Anaya was instrumental in helping to change this situation. Through his major works—including Bless Me, Ultima (1972), Heart of Aztlán (1976), Tortuga (1979 ), Alburquerque (1992), Rio Grande Fall (1996), Shaman Winter (1999), Billy the Kid and Other Plays (2011), and Poems from the Rio Grande (2015)—he invited mainstream culture in to see Latinx life for itself, including perspectives on how Latinos saw the world. He did this by highlighting his characters with dynamic, evolving worldviews, hopes, and dreams. Whereas prior to Anaya’s work there was a thin line separating being Mexican from being American, after Anaya that line blurred to become a cultural space and an identity in its own right. He assisted mainstream readers in seeing his world for themselves and appreciating characters and interactions previously unknown to them.
Anaya also promoted recognizing the beauty of Mexican American culture as a hybrid of various indigenous, European, and distinctly American strands. He believed that without an appreciation of the history of the Americas and the uniqueness of hybrid culture in this hemisphere, there could be no true appreciation of mestizo, mixed-race identity. And like Tomás Rivera, the other instigator of the Chicano Renaissance in the 1970s, he believed in the formative power of culture to shape identity and the very fabric of experience. Foregrounding the contributions of the Inca and the Maya, the ancient peoples of the new world—our version of the Greeks in Western civilization—he intended to make the backdrop of the Americas an obligatory frame for deciphering contemporary life in the US.
For me, there are also two personal dimensions of Anaya’s passing. In 1997 he and his wife, Patricia, became the adoptive grandparents of my children. Always remembering birthdays and graduations, the Anayas were wonderful family for over twenty years of Christmas and other holiday gatherings. This close relationship became an extended professional tie when I began publishing about Anaya’s work. And then in 2006, I became his editor/publisher and brought out his next seven works in the Chicana & Chicano Visions of the Américas book series at the University of Oklahoma Press.
But while I interacted with Rudolfo Anaya in a variety of professional ways, all of them fulfilling and productive, I will join many others in thinking of him as a teacher. He was only eleven years my senior, but I always thought of him as a wise elder who could be approached on any topic for deeper understanding. He was an accurate, insightful reader of people, and a Rudolfo eyebrow raised before a conversation’s end was a certain indicator of much more discussion to come. He was a direct communicator, and he seldom left anyone in doubt about where he stood on a topic.
A large circle of people loved Rudy Anaya, and we will miss him terribly.
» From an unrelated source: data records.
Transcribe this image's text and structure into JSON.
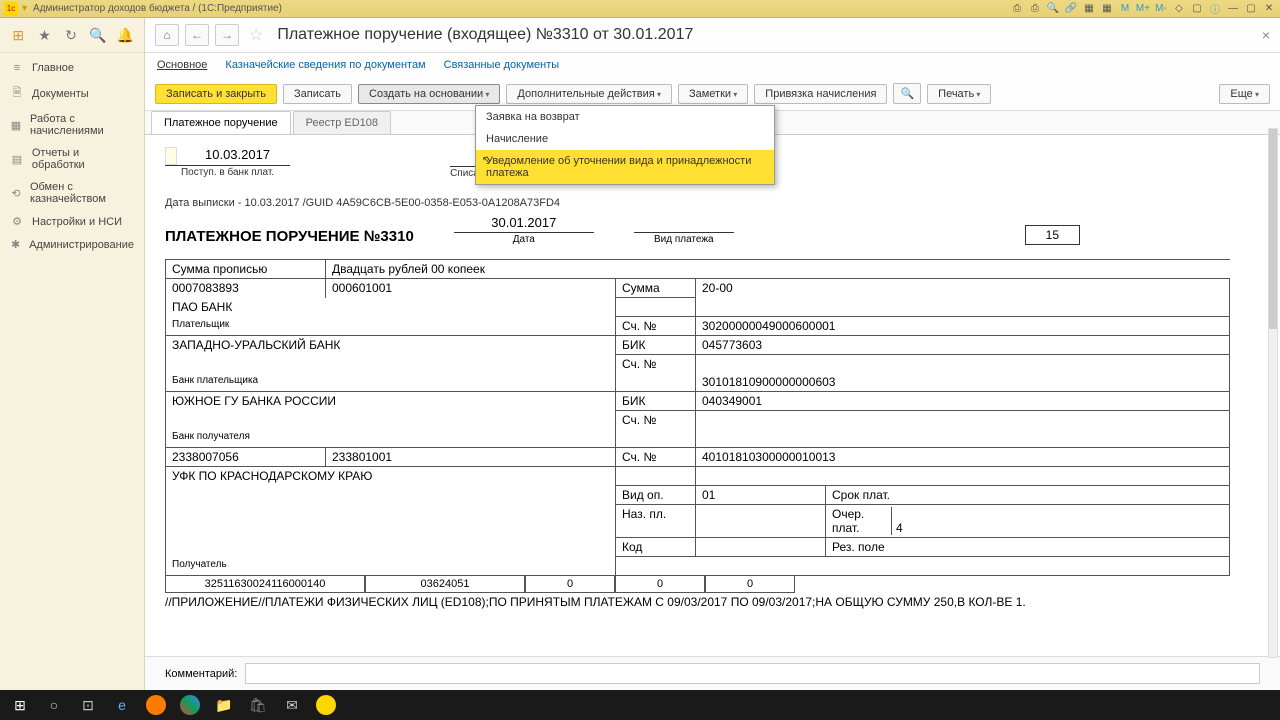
{
  "titlebar": {
    "app": "Администратор доходов бюджета",
    "suffix": "(1С:Предприятие)"
  },
  "sidebar": {
    "items": [
      {
        "icon": "≡",
        "label": "Главное"
      },
      {
        "icon": "🗎",
        "label": "Документы"
      },
      {
        "icon": "▦",
        "label": "Работа с начислениями"
      },
      {
        "icon": "▤",
        "label": "Отчеты и обработки"
      },
      {
        "icon": "⟲",
        "label": "Обмен с казначейством"
      },
      {
        "icon": "⚙",
        "label": "Настройки и НСИ"
      },
      {
        "icon": "✱",
        "label": "Администрирование"
      }
    ]
  },
  "doc": {
    "title": "Платежное поручение (входящее) №3310 от 30.01.2017",
    "links": [
      "Основное",
      "Казначейские сведения по документам",
      "Связанные документы"
    ]
  },
  "toolbar": {
    "save_close": "Записать и закрыть",
    "save": "Записать",
    "create_based": "Создать на основании",
    "extra": "Дополнительные действия",
    "notes": "Заметки",
    "link": "Привязка начисления",
    "print": "Печать",
    "more": "Еще"
  },
  "dropdown": {
    "items": [
      "Заявка на возврат",
      "Начисление",
      "Уведомление об уточнении вида и принадлежности платежа"
    ]
  },
  "tabs": [
    "Платежное поручение",
    "Реестр ED108"
  ],
  "form": {
    "date_in": "10.03.2017",
    "date_in_lbl": "Поступ. в банк плат.",
    "date_off_lbl": "Списано со сч. плат.",
    "guid": "Дата выписки - 10.03.2017 /GUID 4A59C6CB-5E00-0358-E053-0A1208A73FD4",
    "po_title": "ПЛАТЕЖНОЕ ПОРУЧЕНИЕ №3310",
    "po_date": "30.01.2017",
    "po_date_lbl": "Дата",
    "pay_type_lbl": "Вид платежа",
    "box15": "15",
    "sum_words_lbl": "Сумма прописью",
    "sum_words": "Двадцать рублей 00 копеек",
    "inn": "0007083893",
    "kpp": "000601001",
    "sum_lbl": "Сумма",
    "sum_val": "20-00",
    "bank1": "ПАО БАНК",
    "acct_lbl": "Сч. №",
    "acct1": "30200000049000600001",
    "payer_lbl": "Плательщик",
    "bank2": "ЗАПАДНО-УРАЛЬСКИЙ БАНК",
    "bik_lbl": "БИК",
    "bik1": "045773603",
    "acct2": "30101810900000000603",
    "bank_payer_lbl": "Банк плательщика",
    "bank3": "ЮЖНОЕ ГУ БАНКА РОССИИ",
    "bik2": "040349001",
    "bank_recv_lbl": "Банк получателя",
    "inn2": "2338007056",
    "kpp2": "233801001",
    "acct3": "40101810300000010013",
    "recv": "УФК ПО КРАСНОДАРСКОМУ КРАЮ",
    "vid_op_lbl": "Вид оп.",
    "vid_op": "01",
    "srok_lbl": "Срок плат.",
    "naz_pl_lbl": "Наз. пл.",
    "ocher_lbl": "Очер. плат.",
    "ocher": "4",
    "kod_lbl": "Код",
    "rez_lbl": "Рез. поле",
    "recv_lbl": "Получатель",
    "codes": [
      "32511630024116000140",
      "03624051",
      "0",
      "0",
      "0"
    ],
    "note": "//ПРИЛОЖЕНИЕ//ПЛАТЕЖИ ФИЗИЧЕСКИХ ЛИЦ (ED108);ПО ПРИНЯТЫМ ПЛАТЕЖАМ С 09/03/2017 ПО 09/03/2017;НА ОБЩУЮ СУММУ 250,В КОЛ-ВЕ 1.",
    "comment_lbl": "Комментарий:"
  }
}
As a Latino and a writer, I can attest that Rudy changed the cultural landscape in ways that have been welcome and positive. I think that we will honor Rudy most directly if we continue to build on the values that he held dear: pride in Mexican American identity, recognition of hybrid Latinx culture, and honoring the hemispheric scope for understanding our culture. Thank you, Rudy, for sharing your wonderful life with so many friends.